E adesso, fresco di investitura ufficiale per la riconquista, per la terza volta, di Palazzo Balbi, Zaia, in un’intervista al Corriere, ci riprova: “Chi non crede nell’autonomia non sarà al mio fianco”. Messaggio chiaro all’indirizzo della sovranista Meloni, leader di un partito da sempre impegnato a difesa dell’unità e della centralità dello Stato. Argomenti che certo non raccolgono entusiasmo nel “profondo” nord fra i leghisti delle origini. “Chiederò un impegno pubblico scritto, candidarsi in Veneto significa impegnarsi per l’autonomia senza se e senza ma”, ha puntualizzato Zaia con tanto di affondo: “Non capire che questo processo è irreversibile significa essere fuori dalla storia. Volere bene al Paese non significa solo cantare bene l’Inno di Mameli e sventolare il Tricolore”.

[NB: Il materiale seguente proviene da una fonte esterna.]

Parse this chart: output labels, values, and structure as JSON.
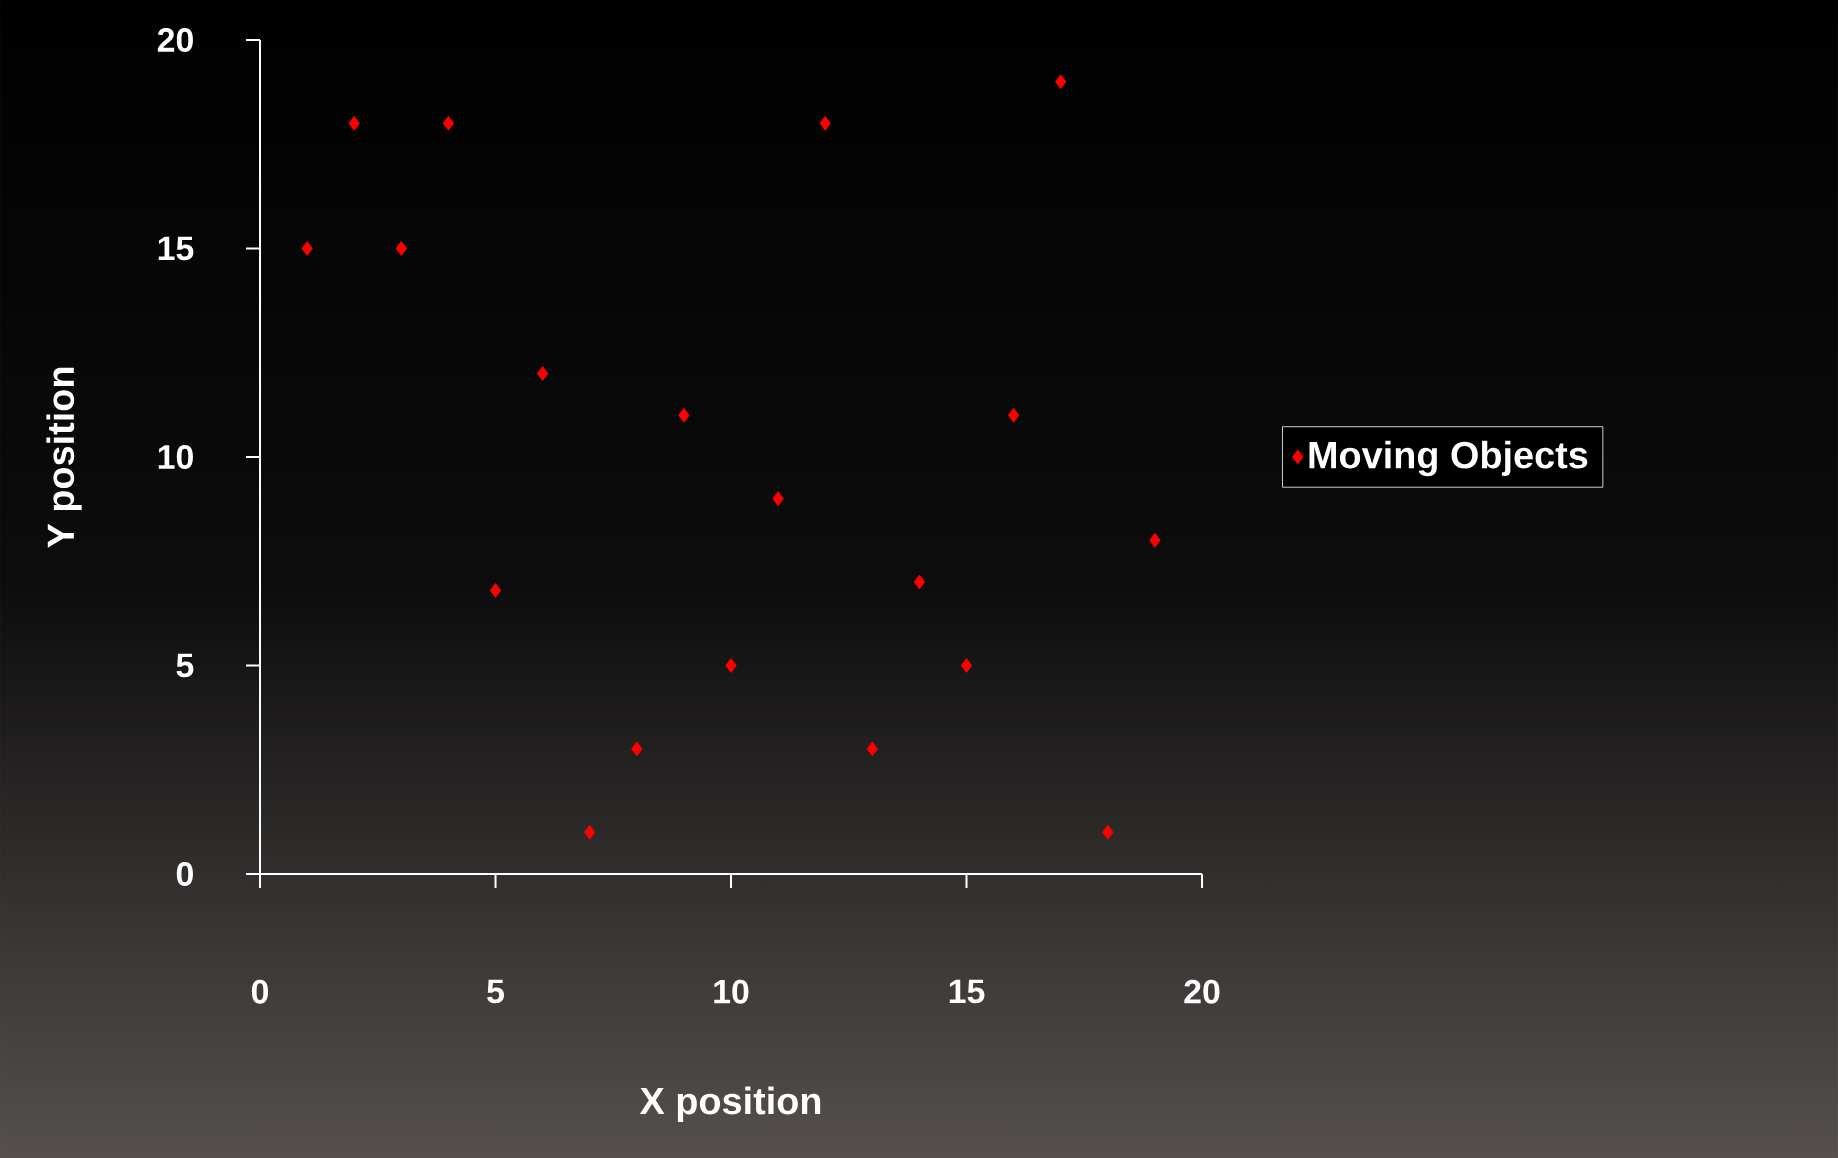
{
  "chart_data": {
    "type": "scatter",
    "xlabel": "X position",
    "ylabel": "Y position",
    "x": [
      1,
      2,
      3,
      4,
      5,
      6,
      7,
      8,
      9,
      10,
      11,
      12,
      13,
      14,
      15,
      16,
      17,
      18,
      19
    ],
    "series": [
      {
        "name": "Moving Objects",
        "color": "#ff0000",
        "values": [
          15,
          18,
          15,
          18,
          6.8,
          12,
          1,
          3,
          11,
          5,
          9,
          18,
          3,
          7,
          5,
          11,
          19,
          1,
          8
        ]
      }
    ],
    "xlim": [
      0,
      20
    ],
    "ylim": [
      0,
      20
    ],
    "xticks": [
      0,
      5,
      10,
      15,
      20
    ],
    "yticks": [
      0,
      5,
      10,
      15,
      20
    ],
    "marker": "diamond",
    "legend": "right",
    "grid": false
  }
}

Immediata la replica della leader di FdI che non le manda a dire e cita l’esperienza del governo Gialloverde: “Noi abbiamo già firmato nel 2018 un programma che prevedeva sostegno all’autonomia regionale. La nostra unica e permanente preoccupazione è che sia garantita l’unità nazionale, per questo abbiamo chiesto in cambio alla Lega di impegnarsi formalmente su un convinto sostegno al presidenzialismo. Vorremmo che gli alleati – ha proseguito Meloni – si impegnassero anche sul patto anti inciucio, perché Zaia sa bene che non siamo stati noi, ma il M5S al governo gialloverde, a impedire che l’autonomia si realizzasse. Noi abbiamo sempre rispettato alleanze e programmi, come tutti sanno.
Un impegno a non fare patti con partiti diversi da quelli con i quali ci si candida è una garanzia per tutti, e per chi ci vota per vedere realizzato il nostro programma. ma la partita “a ping pong” non finisce qui e a stretto giro arriva anche la controreplica del Doge: “Confermo tutta l’intervista, forse non bisogna leggere solo i titoli. Se Meloni l’ha letta non può fare certe affermazioni”. E ull’ipotesi di uno “scambio” presidenzialismo-autonomia ha aggiunto:“L’autonomia non ha bisogno di essere scambiata con nulla. Io non c’entro nulla con questo tavolo. Spetta a Salvini, segretario del mio partito, parteciparvi, perché ognuno ha il suo ruolo. Io non ho partecipato mai a trattative che pongano autonomia e presidenzialismo come oggetto di scambio”. Il primo round si conclude così. Non certo affettuosamente.